The new corporate structure paves the way for a blockbuster public listing that could arrive as soon as 2027, potentially one of the biggest in history, the Journal reported, citing people familiar with those discussions.
OpenAI on Tuesday announced that it had completed its shift to a for-profit company. Under the new structure, the non-profit OpenAI Foundation will have legal control over a public benefit corporation called OpenAI Group, which is free to raise funding. OpenAI Foundation will own 26% stake in the for-profit entity, Microsoft will own 27%, and the remaining will be held by investors and employees.
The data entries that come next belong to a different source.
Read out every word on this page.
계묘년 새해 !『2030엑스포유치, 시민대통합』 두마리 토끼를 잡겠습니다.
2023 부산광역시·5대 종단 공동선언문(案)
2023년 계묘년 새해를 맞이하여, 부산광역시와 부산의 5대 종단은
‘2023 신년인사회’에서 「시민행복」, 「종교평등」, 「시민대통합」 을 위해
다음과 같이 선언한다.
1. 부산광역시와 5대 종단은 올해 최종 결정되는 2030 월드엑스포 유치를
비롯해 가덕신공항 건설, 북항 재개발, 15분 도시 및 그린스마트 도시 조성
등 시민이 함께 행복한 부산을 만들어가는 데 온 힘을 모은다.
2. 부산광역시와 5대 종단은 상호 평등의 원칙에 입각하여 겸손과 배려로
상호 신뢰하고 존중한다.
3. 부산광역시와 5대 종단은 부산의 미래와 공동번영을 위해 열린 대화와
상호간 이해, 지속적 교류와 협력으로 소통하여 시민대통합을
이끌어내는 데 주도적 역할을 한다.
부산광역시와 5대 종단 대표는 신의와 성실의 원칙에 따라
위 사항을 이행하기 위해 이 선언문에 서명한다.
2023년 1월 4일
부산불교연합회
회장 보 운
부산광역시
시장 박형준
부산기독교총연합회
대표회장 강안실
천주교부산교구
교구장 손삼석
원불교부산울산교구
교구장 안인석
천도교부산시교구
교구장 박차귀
The WSJ reported how a call between Altman and Bonta proved fruitful. Atlman reportedly said he wanted OpenAI to be based in California and that he would neither leave the state nor sue the state if Bonta blocked the company’s restructuring. OpenAI had spent months making the case that it was the economic heart of California, a subtle hint that losing the company would mean the flight of jobs and capital.
According to the report, California’s attorney general — who, alongside Delaware Attorney General Kathy Jennings, had been examining concerns over OpenAI’s safety practices — was prepared to file a lawsuit but ultimately refrained after reaching several key agreements with the company.
They included receiving at least three weeks’ notice before the OpenAI nonprofit agreed to any major changes to the public-benefit company’s structure or mission, and guarantees over the nonprofit board’s independence.
In recent weeks, San Francisco Mayor Daniel Lurie also called Bonta to emphasize that OpenAI remains in San Francisco.
With its restructuring, OpenAI has effectively overcome opposition from labor unions, nonprofits, and corporate rivals, which argued that the conversion was violating its charitable mission.